Her üç müdafaa üzerine de geniş hukukî-ilmî incelemeler maalesef yapılmış değildir.(4)
Dilekçeler
Nursî hayatında bir hayli dilekçe vermiştir. Yani dilek ve şikâyetlerini yetkili mercilere ulaştırmıştır. Nursî, hakkını arayan bir kimsedir. Bu dilekçelerde de her zaman ilmî ifadeler, bir mantık silsilesi içinde ifade edilmiştir. Kanaatimce bu dilekçeler de Nursî’nin birer telifi sayılmalıdır.(5)
Diğerleri
Bütün bunlar dışında kalan telifatı da var mıdır? Mesela çok az sayıda şiirler; mevcut siyasî ortamın analizleri (Emirdağ Lahikası-II) gibi telifatı da sayılabilir. Bunların bir kısmı, hapishanedeyken teselli için talebelerine mektuplardır (28. Lem’a,), veya onlarla kısa haberleşmelerdir (12 ve 13. Şua gibi). Yine mesela Urfa bilirkişi heyetine verdiği ve Alman sosyalizm uygulaması ve komünist rejimle ilgili cevabı da çok kısa, ama tam ilmîdir. Bu cevap da bir yerde yayınlanmamıştır, sadece Badıllı‘nın Asar-ı Bediyye’sinin 1. baskısının arkasına bir ek olarak konulmuştur.

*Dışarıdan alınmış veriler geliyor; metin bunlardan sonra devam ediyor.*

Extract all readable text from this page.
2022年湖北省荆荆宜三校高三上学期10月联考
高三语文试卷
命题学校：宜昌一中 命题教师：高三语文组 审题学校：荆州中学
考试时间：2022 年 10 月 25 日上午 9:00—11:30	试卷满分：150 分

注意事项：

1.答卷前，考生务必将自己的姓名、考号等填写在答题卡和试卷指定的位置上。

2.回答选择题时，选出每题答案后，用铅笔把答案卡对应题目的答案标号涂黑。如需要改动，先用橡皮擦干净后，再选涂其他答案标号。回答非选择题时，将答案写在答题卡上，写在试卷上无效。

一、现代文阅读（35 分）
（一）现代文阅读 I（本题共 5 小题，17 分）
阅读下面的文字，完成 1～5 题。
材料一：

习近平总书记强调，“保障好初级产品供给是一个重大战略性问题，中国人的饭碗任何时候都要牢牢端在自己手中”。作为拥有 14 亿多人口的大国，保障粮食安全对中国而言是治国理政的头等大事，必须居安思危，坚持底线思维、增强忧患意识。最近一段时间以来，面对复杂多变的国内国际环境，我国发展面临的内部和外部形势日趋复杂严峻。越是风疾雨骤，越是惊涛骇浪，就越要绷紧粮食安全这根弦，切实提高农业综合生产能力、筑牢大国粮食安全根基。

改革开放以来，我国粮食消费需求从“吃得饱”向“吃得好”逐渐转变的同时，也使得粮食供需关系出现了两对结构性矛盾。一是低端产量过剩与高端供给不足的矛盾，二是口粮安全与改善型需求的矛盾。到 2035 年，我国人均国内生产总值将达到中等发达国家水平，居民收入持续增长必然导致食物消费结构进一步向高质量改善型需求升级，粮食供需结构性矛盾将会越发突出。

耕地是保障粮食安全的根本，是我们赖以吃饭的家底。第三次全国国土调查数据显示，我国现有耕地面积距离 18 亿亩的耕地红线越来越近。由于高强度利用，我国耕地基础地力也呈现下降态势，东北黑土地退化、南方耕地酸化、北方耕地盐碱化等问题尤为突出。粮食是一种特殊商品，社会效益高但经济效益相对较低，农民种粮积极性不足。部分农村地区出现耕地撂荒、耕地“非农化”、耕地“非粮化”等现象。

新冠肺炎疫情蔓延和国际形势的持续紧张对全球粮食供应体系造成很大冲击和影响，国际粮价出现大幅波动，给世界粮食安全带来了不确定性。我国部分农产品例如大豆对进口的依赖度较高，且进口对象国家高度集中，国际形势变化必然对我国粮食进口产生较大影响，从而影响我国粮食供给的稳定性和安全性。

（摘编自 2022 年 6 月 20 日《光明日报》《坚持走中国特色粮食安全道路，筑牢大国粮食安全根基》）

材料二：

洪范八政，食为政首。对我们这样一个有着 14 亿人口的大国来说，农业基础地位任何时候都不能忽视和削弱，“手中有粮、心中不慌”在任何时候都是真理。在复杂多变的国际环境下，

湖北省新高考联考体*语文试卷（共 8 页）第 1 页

Bu gruptakiler muhtelif başlıklar altında, risalelerde yar alırlar veya neşredilmemişlerdir.
Prof. Dr. Servet Armağan / Moral Dünyası
Dipnotlar
[1] Bkz. 1. Söz; ayrıca, 26. Lem’a, 12. Rica.
2 Bu konularda bkz. Servet Armağan, Risale-i Nur’un Dil Özellikleri, İstanbul, 2009, Nesil Yayınları.
3 Bkz. Barla Lahikası, Giriş kısmı
4 Eskişehir Davası ve Said Nursî’nin Müdafaası başlıklı bir incelememiz bitmek üzeredir. Cenab-ı Hak’tan yardım dilerim.
5 Nursî’nin idarî ve adlî makamlara verdiği dilekçeleri ile parlamentoya gönderdiği dilekçeleri ve özellikleri konusunda şu eserimize bkz. Hak Arama Hürriyeti Said Nursî, İstanbul, 2005, Gündönümü Yayıncılık.